Unlike many of its relatives, the mangrove whipray is reportedly solitary in nature. It is relatively inactive during the day, often resting half-buried in sand or atop coral heads, and actively forages for food at night. The electroreceptive ampullae of Lorenzini of this species have a sensitivity of 4 nV/cm and an effective range of 25 cm, enabling it to locate buried prey. Juveniles feed mainly on small crustaceans, including prawns and crabs. Adults prey on small benthic bony fishes, including rabbitfishes, gobies, blennies, wrasses, and damselfishes, as well as invertebrates, including peanut worms, crabs, octopuses, and bivalves. As in all stingrays, the mangrove whipray is aplacental viviparous, with the developing embryos being sustained by nutrient-rich histotroph ("uterine milk") produced by the mother. The newborns measure 14–28 cm across, and males reach sexual maturity at 55–65 cm across.
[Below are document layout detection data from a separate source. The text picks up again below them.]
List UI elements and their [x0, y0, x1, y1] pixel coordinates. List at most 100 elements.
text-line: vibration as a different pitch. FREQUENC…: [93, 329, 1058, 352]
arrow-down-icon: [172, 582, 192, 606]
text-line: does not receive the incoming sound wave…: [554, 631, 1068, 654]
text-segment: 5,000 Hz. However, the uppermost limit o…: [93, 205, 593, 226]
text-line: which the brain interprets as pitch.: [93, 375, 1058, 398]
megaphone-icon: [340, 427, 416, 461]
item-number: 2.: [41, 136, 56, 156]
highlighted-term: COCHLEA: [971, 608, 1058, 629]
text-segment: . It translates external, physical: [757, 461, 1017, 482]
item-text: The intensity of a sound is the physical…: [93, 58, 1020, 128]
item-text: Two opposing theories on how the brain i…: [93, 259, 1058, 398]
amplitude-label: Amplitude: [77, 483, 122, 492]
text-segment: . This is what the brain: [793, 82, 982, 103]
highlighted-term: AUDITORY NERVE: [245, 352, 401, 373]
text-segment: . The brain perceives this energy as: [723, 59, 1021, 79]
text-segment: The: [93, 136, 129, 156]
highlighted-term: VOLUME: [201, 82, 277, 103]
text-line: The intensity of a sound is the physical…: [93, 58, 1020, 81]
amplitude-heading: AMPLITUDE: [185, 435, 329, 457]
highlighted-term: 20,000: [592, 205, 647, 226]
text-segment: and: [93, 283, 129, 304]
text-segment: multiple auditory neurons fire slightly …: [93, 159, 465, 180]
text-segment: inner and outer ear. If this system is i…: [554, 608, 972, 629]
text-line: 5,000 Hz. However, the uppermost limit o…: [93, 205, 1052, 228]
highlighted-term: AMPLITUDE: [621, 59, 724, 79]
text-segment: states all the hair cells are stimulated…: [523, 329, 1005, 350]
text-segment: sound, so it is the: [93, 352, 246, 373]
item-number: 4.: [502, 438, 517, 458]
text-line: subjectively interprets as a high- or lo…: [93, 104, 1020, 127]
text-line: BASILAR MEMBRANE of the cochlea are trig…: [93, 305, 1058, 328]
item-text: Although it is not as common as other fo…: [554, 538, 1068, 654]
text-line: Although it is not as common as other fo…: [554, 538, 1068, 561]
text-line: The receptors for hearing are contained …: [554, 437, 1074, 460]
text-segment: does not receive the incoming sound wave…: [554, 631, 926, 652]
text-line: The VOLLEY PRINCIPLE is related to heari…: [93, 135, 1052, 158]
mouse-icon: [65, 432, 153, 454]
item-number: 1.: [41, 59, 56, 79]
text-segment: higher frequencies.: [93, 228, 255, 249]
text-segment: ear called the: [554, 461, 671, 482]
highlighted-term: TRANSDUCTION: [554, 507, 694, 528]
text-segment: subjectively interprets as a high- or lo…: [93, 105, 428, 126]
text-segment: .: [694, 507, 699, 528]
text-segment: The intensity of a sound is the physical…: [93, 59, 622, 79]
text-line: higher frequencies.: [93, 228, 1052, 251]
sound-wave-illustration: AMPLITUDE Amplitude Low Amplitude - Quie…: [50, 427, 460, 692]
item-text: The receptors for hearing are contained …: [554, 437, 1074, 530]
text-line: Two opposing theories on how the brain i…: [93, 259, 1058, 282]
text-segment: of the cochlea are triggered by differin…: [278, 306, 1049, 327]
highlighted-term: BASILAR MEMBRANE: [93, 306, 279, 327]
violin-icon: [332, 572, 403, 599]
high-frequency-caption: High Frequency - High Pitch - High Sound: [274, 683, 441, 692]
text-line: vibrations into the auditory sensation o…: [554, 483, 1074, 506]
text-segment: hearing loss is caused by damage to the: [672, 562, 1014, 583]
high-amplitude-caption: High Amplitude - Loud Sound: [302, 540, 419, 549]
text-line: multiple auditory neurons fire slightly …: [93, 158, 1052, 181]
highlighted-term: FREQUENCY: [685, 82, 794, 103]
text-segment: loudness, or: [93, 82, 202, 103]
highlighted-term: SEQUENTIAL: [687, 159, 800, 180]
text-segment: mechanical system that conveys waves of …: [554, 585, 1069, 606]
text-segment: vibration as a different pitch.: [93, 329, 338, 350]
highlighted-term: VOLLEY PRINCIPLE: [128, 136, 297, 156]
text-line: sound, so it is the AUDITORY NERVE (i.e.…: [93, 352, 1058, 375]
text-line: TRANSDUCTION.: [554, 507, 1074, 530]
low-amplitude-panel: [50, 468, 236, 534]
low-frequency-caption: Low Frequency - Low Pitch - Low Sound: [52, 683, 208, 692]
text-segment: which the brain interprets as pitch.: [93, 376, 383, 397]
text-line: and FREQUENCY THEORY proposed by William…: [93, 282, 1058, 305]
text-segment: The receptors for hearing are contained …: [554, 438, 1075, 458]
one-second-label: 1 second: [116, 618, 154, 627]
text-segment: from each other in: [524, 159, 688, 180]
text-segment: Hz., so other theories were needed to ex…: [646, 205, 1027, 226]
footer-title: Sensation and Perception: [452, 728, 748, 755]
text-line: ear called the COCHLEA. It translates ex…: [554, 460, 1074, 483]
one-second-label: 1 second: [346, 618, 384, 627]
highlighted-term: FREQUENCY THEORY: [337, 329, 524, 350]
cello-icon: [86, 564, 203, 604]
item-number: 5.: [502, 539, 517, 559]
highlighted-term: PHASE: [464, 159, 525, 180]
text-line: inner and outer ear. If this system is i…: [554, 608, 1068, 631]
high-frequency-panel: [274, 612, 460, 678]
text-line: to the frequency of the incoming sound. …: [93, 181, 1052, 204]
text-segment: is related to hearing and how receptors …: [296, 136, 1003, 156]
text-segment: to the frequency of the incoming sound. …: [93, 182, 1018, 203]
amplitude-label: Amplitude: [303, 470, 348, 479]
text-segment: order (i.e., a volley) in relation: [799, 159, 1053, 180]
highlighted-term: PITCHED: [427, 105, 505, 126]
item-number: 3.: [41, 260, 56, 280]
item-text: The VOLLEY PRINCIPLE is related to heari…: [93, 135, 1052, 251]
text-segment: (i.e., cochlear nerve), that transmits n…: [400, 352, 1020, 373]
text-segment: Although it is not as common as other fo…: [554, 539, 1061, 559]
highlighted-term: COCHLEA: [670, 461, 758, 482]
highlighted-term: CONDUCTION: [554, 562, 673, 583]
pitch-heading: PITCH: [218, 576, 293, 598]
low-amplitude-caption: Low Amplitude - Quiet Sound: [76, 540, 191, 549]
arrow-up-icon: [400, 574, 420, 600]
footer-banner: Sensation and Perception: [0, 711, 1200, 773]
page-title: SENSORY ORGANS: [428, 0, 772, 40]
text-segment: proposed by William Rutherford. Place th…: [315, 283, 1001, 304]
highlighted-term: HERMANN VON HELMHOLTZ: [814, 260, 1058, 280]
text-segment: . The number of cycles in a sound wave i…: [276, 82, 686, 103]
Known parasites of this species include the tapeworm Rhinebothrium himanturi, and another undescribed species in the same genus.

==Human interactions==
The mangrove whipray is capable of injuring a human with its venomous sting. It is occasionally caught in tangle nets and bottom trawls, and to a lesser extent on longlines; it is marketed for its meat, skin, and cartilage. Because of its inshore habitat preferences, this naturally uncommon species is highly susceptible to intensive artisanal and commercial fishing occurring across much of its range. In Southeast Asia, immature rays have been particularly affected by local fishing, as well as by habitat degradation from the widespread loss of mangrove forests. Additionally, the numbers of this species in the Arafura Sea have dropped significantly due to an Indonesian gillnet fishery targeting wedgefishes (Rhynchobatus), which involves over 600 vessels and has been increasingly operating illegally in Australian waters. These factors have led to an inferred decline of the Southeast Asian population by over 50%, leading the International Union for Conservation of Nature (IUCN) to give it a regional assessment of Endangered. The mangrove whipray is minimally threatened off northern Australia, where it is caught incidentally by the Northern Prawn Fishery (NPF) but only in small numbers following the mandatory adoption of Turtle Exclusion Devices (TEDs). As a result, the IUCN assessment for the Australian population is Least Concern. Globally, the IUCN has listed this species as Vulnerable.